Floridi recognizes the possibilities of AI to help our lives and how the digital economy can complement our analogue economy, but he also mentions the potential issues of such new technologies and the unequal distribution of benefits coming from the wide development of the AI revolution. Some of his thoughts on different issues and possibilities of AI can be seen in the following interview given in 2018:
Even though she is not a person, Sophia is important to mention as Hanson Robotics’ most advanced human-like robot, who is among the most sophisticated robots currently in existence. Sophia 2020 includes facial expressions, gestural arms and hands, autonomous social interactions, an integrated software development kit, and a choice of mobility bases, including a self-navigating option.

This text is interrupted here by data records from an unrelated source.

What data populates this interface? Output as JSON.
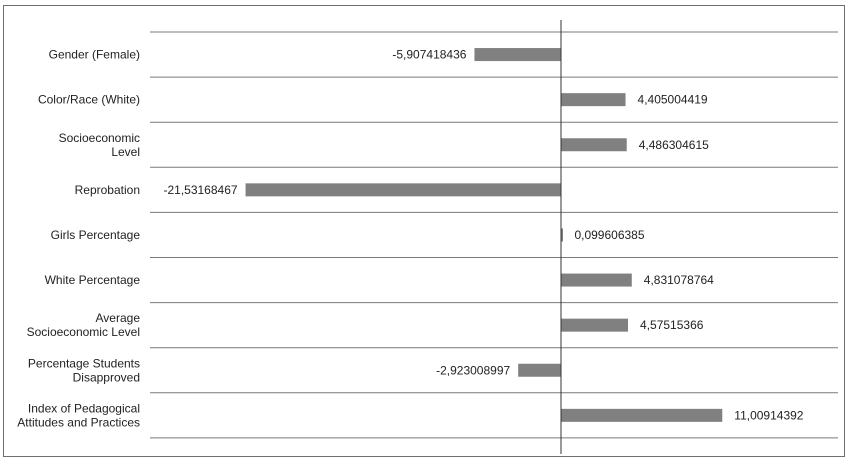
{
  "chart_data": {
    "type": "bar",
    "orientation": "horizontal",
    "categories": [
      [
        "Gender (Female)"
      ],
      [
        "Color/Race (White)"
      ],
      [
        "Socioeconomic",
        "Level"
      ],
      [
        "Reprobation"
      ],
      [
        "Girls Percentage"
      ],
      [
        "White Percentage"
      ],
      [
        "Average",
        "Socioeconomic Level"
      ],
      [
        "Percentage Students",
        "Disapproved"
      ],
      [
        "Index of Pedagogical",
        "Attitudes and Practices"
      ]
    ],
    "values": [
      -5.907418436,
      4.405004419,
      4.486304615,
      -21.53168467,
      0.099606385,
      4.831078764,
      4.57515366,
      -2.923008997,
      11.00914392
    ],
    "value_labels": [
      "-5,907418436",
      "4,405004419",
      "4,486304615",
      "-21,53168467",
      "0,099606385",
      "4,831078764",
      "4,57515366",
      "-2,923008997",
      "11,00914392"
    ],
    "xlim": [
      -24,
      20
    ],
    "grid": true,
    "legend": "none",
    "colors": {
      "bar": "#808080",
      "grid": "#7a7a7a",
      "axis": "#333333",
      "frame": "#6f6f6f"
    }
  }
}
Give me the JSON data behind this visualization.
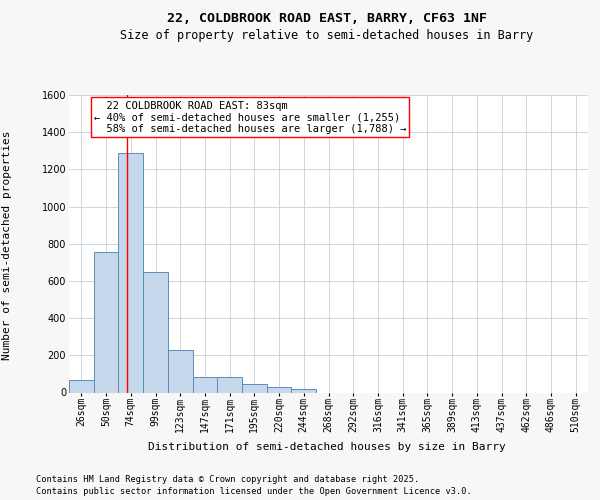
{
  "title_line1": "22, COLDBROOK ROAD EAST, BARRY, CF63 1NF",
  "title_line2": "Size of property relative to semi-detached houses in Barry",
  "xlabel": "Distribution of semi-detached houses by size in Barry",
  "ylabel": "Number of semi-detached properties",
  "categories": [
    "26sqm",
    "50sqm",
    "74sqm",
    "99sqm",
    "123sqm",
    "147sqm",
    "171sqm",
    "195sqm",
    "220sqm",
    "244sqm",
    "268sqm",
    "292sqm",
    "316sqm",
    "341sqm",
    "365sqm",
    "389sqm",
    "413sqm",
    "437sqm",
    "462sqm",
    "486sqm",
    "510sqm"
  ],
  "bar_heights": [
    65,
    755,
    1290,
    650,
    230,
    85,
    85,
    45,
    30,
    20,
    0,
    0,
    0,
    0,
    0,
    0,
    0,
    0,
    0,
    0,
    0
  ],
  "bar_color": "#c5d8ec",
  "bar_edge_color": "#5b8db8",
  "bar_edge_width": 0.7,
  "ylim_max": 1600,
  "ytick_step": 200,
  "property_sqm": 83,
  "bin_starts": [
    26,
    50,
    74,
    99,
    123,
    147,
    171,
    195,
    220,
    244,
    268,
    292,
    316,
    341,
    365,
    389,
    413,
    437,
    462,
    486,
    510,
    534
  ],
  "property_label": "22 COLDBROOK ROAD EAST: 83sqm",
  "pct_smaller": 40,
  "count_smaller": 1255,
  "pct_larger": 58,
  "count_larger": 1788,
  "bg_color": "#f7f7f7",
  "plot_bg_color": "#ffffff",
  "grid_color": "#c8d0d8",
  "footer_line1": "Contains HM Land Registry data © Crown copyright and database right 2025.",
  "footer_line2": "Contains public sector information licensed under the Open Government Licence v3.0.",
  "title_fontsize": 9.5,
  "subtitle_fontsize": 8.5,
  "axis_label_fontsize": 8,
  "tick_fontsize": 7,
  "annotation_fontsize": 7.5,
  "footer_fontsize": 6.2
}
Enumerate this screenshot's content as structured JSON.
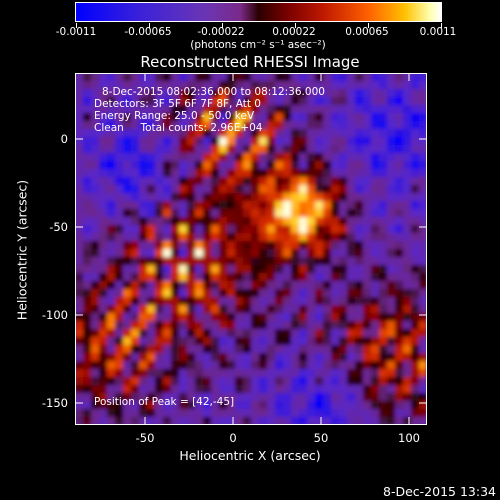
{
  "colorbar": {
    "tick_labels": [
      "-0.0011",
      "-0.00065",
      "-0.00022",
      "0.00022",
      "0.00065",
      "0.0011"
    ],
    "units": "(photons cm⁻² s⁻¹ asec⁻²)"
  },
  "title": "Reconstructed RHESSI Image",
  "info": {
    "time_range": "8-Dec-2015 08:02:36.000 to 08:12:36.000",
    "detectors": "Detectors: 3F 5F 6F 7F 8F, Att 0",
    "energy": "Energy Range: 25.0 - 50.0 keV",
    "clean": "Clean     Total counts: 2.96E+04",
    "peak": "Position of Peak = [42,-45]"
  },
  "axes": {
    "xlabel": "Heliocentric X (arcsec)",
    "ylabel": "Heliocentric Y (arcsec)",
    "x_ticks": [
      "-50",
      "0",
      "50",
      "100"
    ],
    "y_ticks": [
      "0",
      "-50",
      "-100",
      "-150"
    ]
  },
  "timestamp": "8-Dec-2015 13:34"
}
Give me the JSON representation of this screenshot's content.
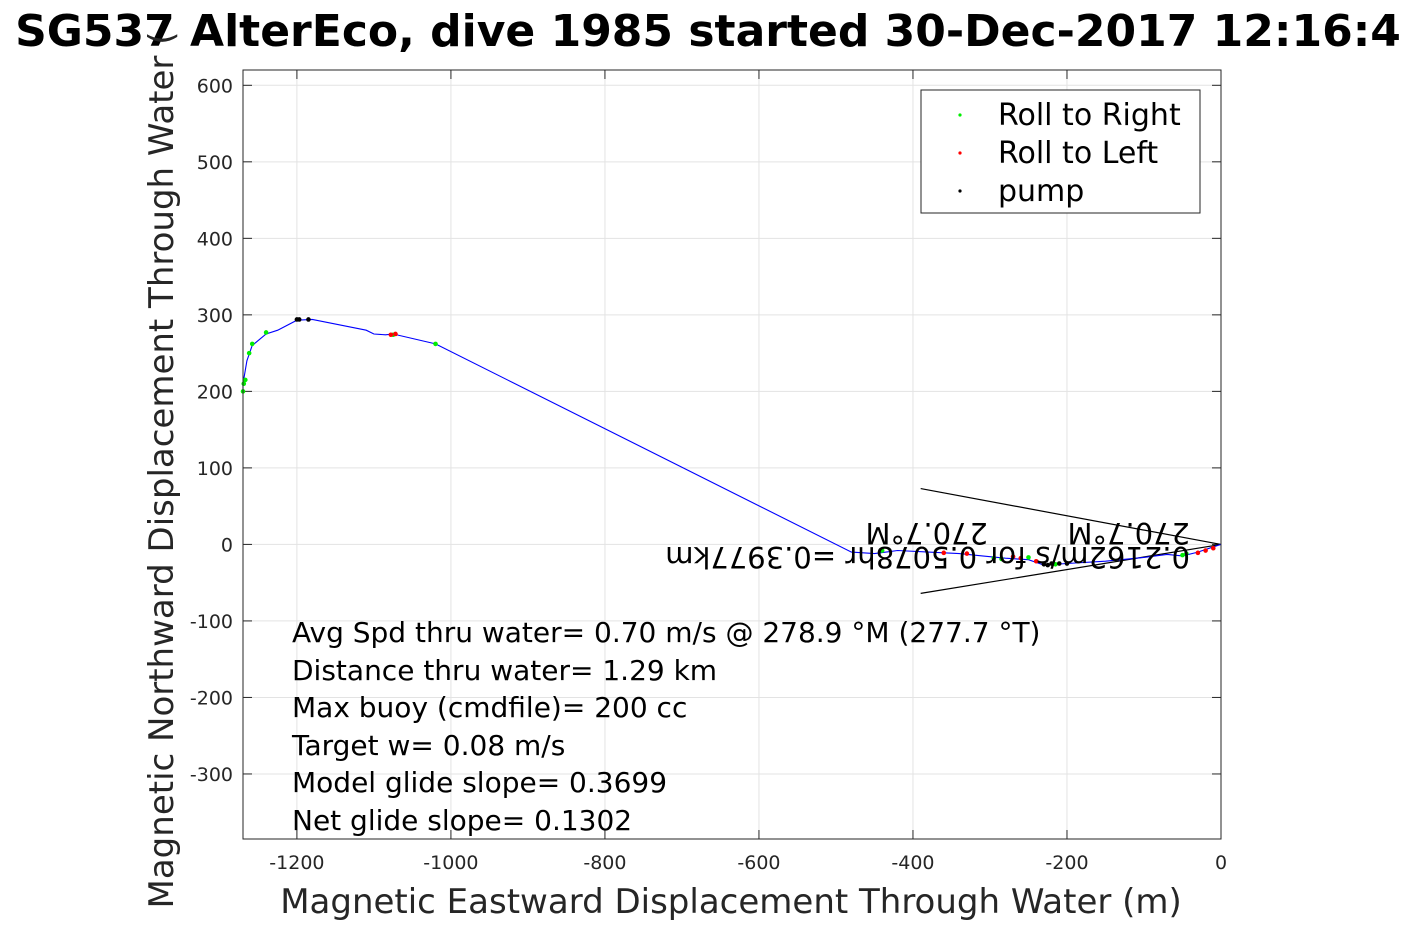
{
  "chart_data": {
    "type": "line",
    "title": "SG537 AlterEco, dive 1985 started 30-Dec-2017 12:16:4",
    "xlabel": "Magnetic Eastward Displacement Through Water (m)",
    "ylabel": "Magnetic Northward Displacement Through Water (",
    "xlim": [
      -1270,
      0
    ],
    "ylim": [
      -385,
      620
    ],
    "xticks": [
      -1200,
      -1000,
      -800,
      -600,
      -400,
      -200,
      0
    ],
    "yticks": [
      -300,
      -200,
      -100,
      0,
      100,
      200,
      300,
      400,
      500,
      600
    ],
    "grid": true,
    "legend_position": "top-right",
    "series": [
      {
        "name": "track",
        "color": "#0000ff",
        "x": [
          0,
          -15,
          -30,
          -50,
          -70,
          -100,
          -150,
          -200,
          -230,
          -250,
          -280,
          -310,
          -340,
          -380,
          -420,
          -450,
          -480,
          -1020,
          -1075,
          -1085,
          -1100,
          -1110,
          -1180,
          -1200,
          -1225,
          -1240,
          -1258,
          -1265,
          -1270,
          -1270
        ],
        "y": [
          0,
          -5,
          -10,
          -15,
          -13,
          -17,
          -22,
          -25,
          -27,
          -20,
          -18,
          -15,
          -12,
          -10,
          -8,
          -12,
          -10,
          262,
          275,
          274,
          275,
          280,
          294,
          293,
          280,
          275,
          260,
          240,
          210,
          200
        ]
      },
      {
        "name": "Roll to Right",
        "color": "#00ee00",
        "x": [
          -1270,
          -1269,
          -1267,
          -1262,
          -1258,
          -1240,
          -1020,
          -1075,
          -440,
          -295,
          -285,
          -250,
          -215,
          -50,
          -45
        ],
        "y": [
          200,
          210,
          215,
          250,
          262,
          277,
          262,
          274,
          -8,
          -18,
          -19,
          -17,
          -26,
          -14,
          -12
        ]
      },
      {
        "name": "Roll to Left",
        "color": "#ff0000",
        "x": [
          -1072,
          -1078,
          -10,
          -20,
          -30,
          -270,
          -260,
          -240,
          -360,
          -330
        ],
        "y": [
          275,
          274,
          -5,
          -8,
          -11,
          -16,
          -18,
          -22,
          -11,
          -12
        ]
      },
      {
        "name": "pump",
        "color": "#000000",
        "x": [
          -1200,
          -1197,
          -1185,
          -230,
          -225,
          -220,
          -210,
          -200
        ],
        "y": [
          294,
          294,
          294,
          -26,
          -27,
          -25,
          -25,
          -25
        ]
      }
    ],
    "legend": [
      "Roll to Right",
      "Roll to Left",
      "pump"
    ],
    "current_arrow": {
      "tip": [
        0,
        0
      ],
      "tails": [
        [
          -390,
          73
        ],
        [
          -390,
          -64
        ]
      ]
    },
    "mirrored_annotations": [
      "0.2162m/s for 0.5078hr =0.3977km",
      "270.7°M",
      "270.7°M"
    ],
    "annotations": [
      "Avg Spd thru water=  0.70 m/s @ 278.9 °M (277.7 °T)",
      "Distance thru water=  1.29 km",
      "Max buoy (cmdfile)= 200 cc",
      "Target w= 0.08 m/s",
      "Model glide slope= 0.3699",
      "Net glide slope= 0.1302"
    ]
  }
}
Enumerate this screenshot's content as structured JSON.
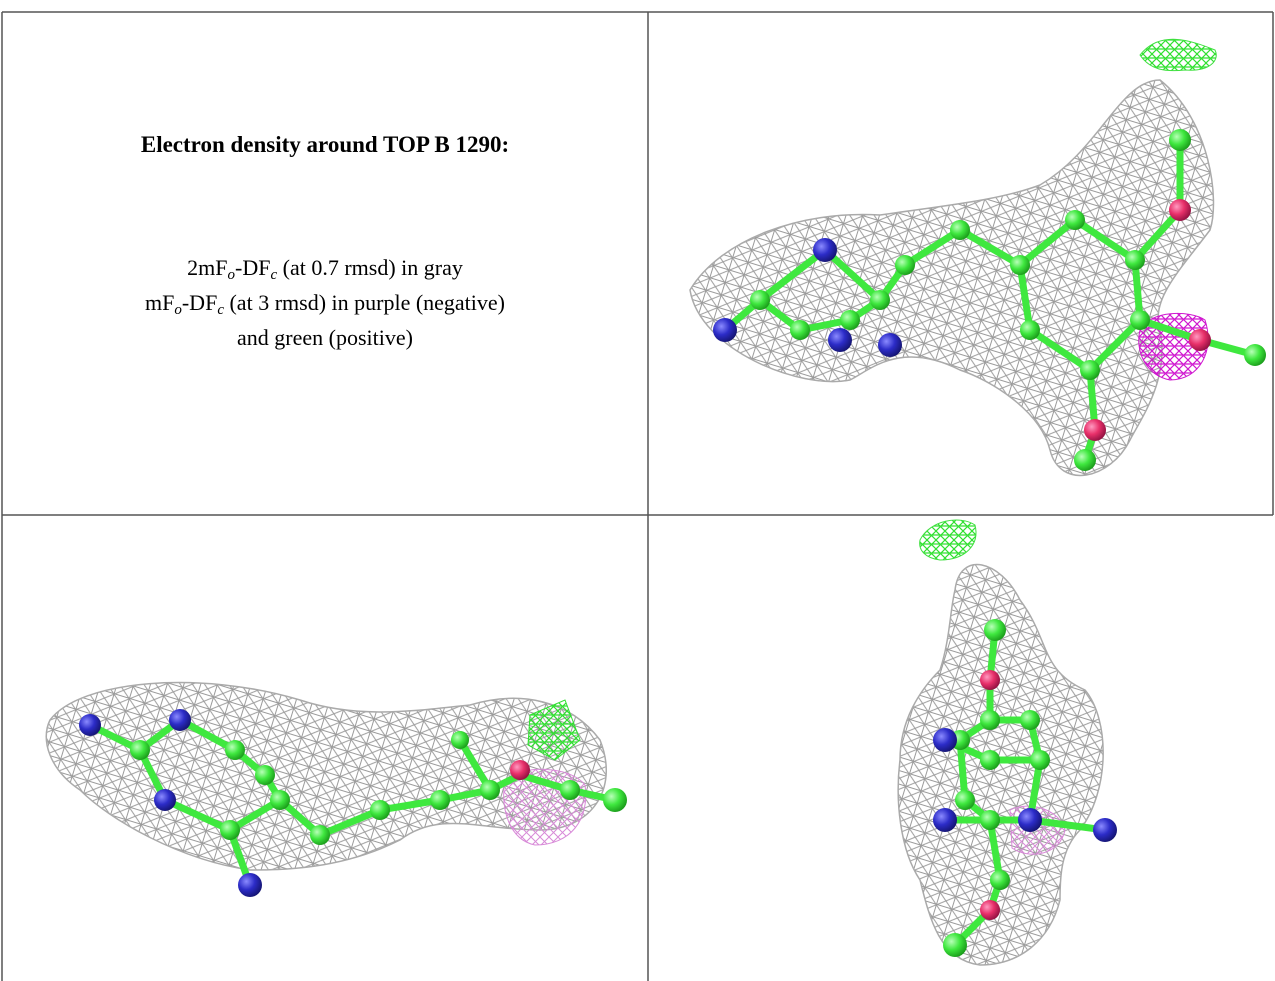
{
  "header": {
    "title": "Electron density around TOP B 1290:"
  },
  "legend": {
    "lines": [
      [
        "2mF",
        "o",
        "-DF",
        "c",
        " (at 0.7 rmsd) in gray"
      ],
      [
        "mF",
        "o",
        "-DF",
        "c",
        " (at 3 rmsd) in purple (negative)"
      ],
      [
        "and green (positive)"
      ]
    ]
  }
}
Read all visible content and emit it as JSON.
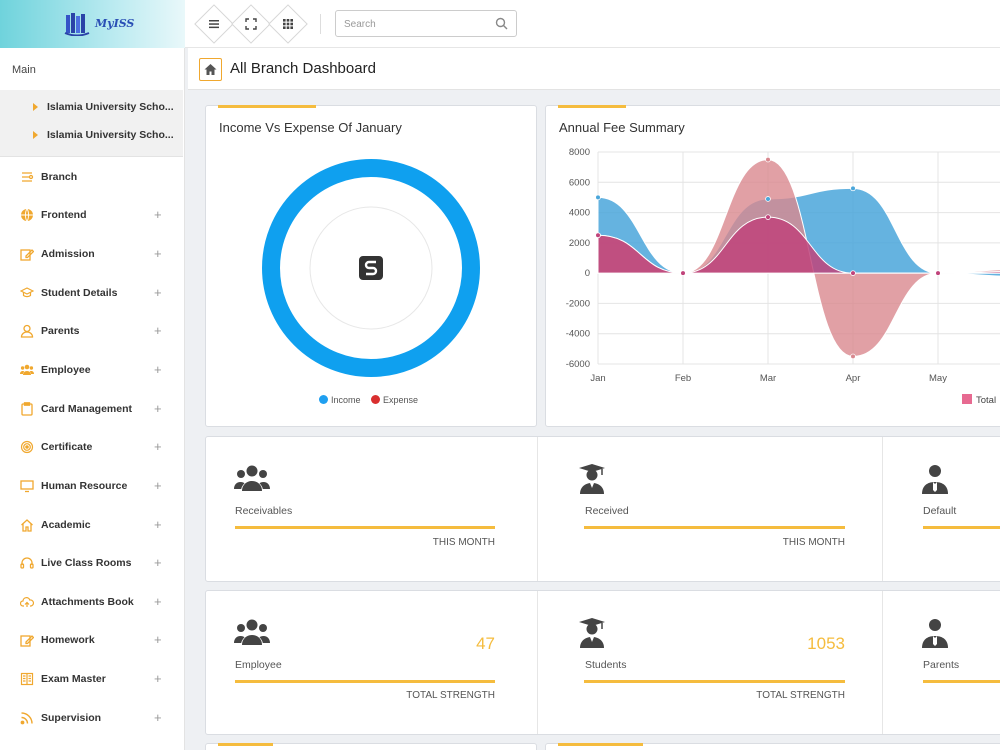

It’s important to mention that there are more sophisticated robots than Sophia, and more important ones as well. From robots that can dance and move very similarly to humans, to snake-like and other animal-shaped robots being created for tasks ranging from entertainment to important search and rescue operations, there are many advancements in this field every year. But Sophia still serves as a great example of how advanced different uses of AI are getting. If you’re interested in seeing Sophia talk and interact, there are many videos of her in various situations interacting with others, such as in this video where she is introduced to Jack, Audi’s self-driving car:
A computer able to interact with humans, participate in dialogue, walk, gesture and even show facial expressions, while at the same time being able to solve many tasks and problems more efficiently than humans is a big step forward from Turing and his then hypothetical intelligent computer. All of this has happened in only around 70 years, and growth with computer intelligence and computing power usually happens exponentially, so a world with even more sophisticated robots with many different uses isn’t far. It is on us to make sure that, going forward, we move in the right direction, and with the right intentions for the future.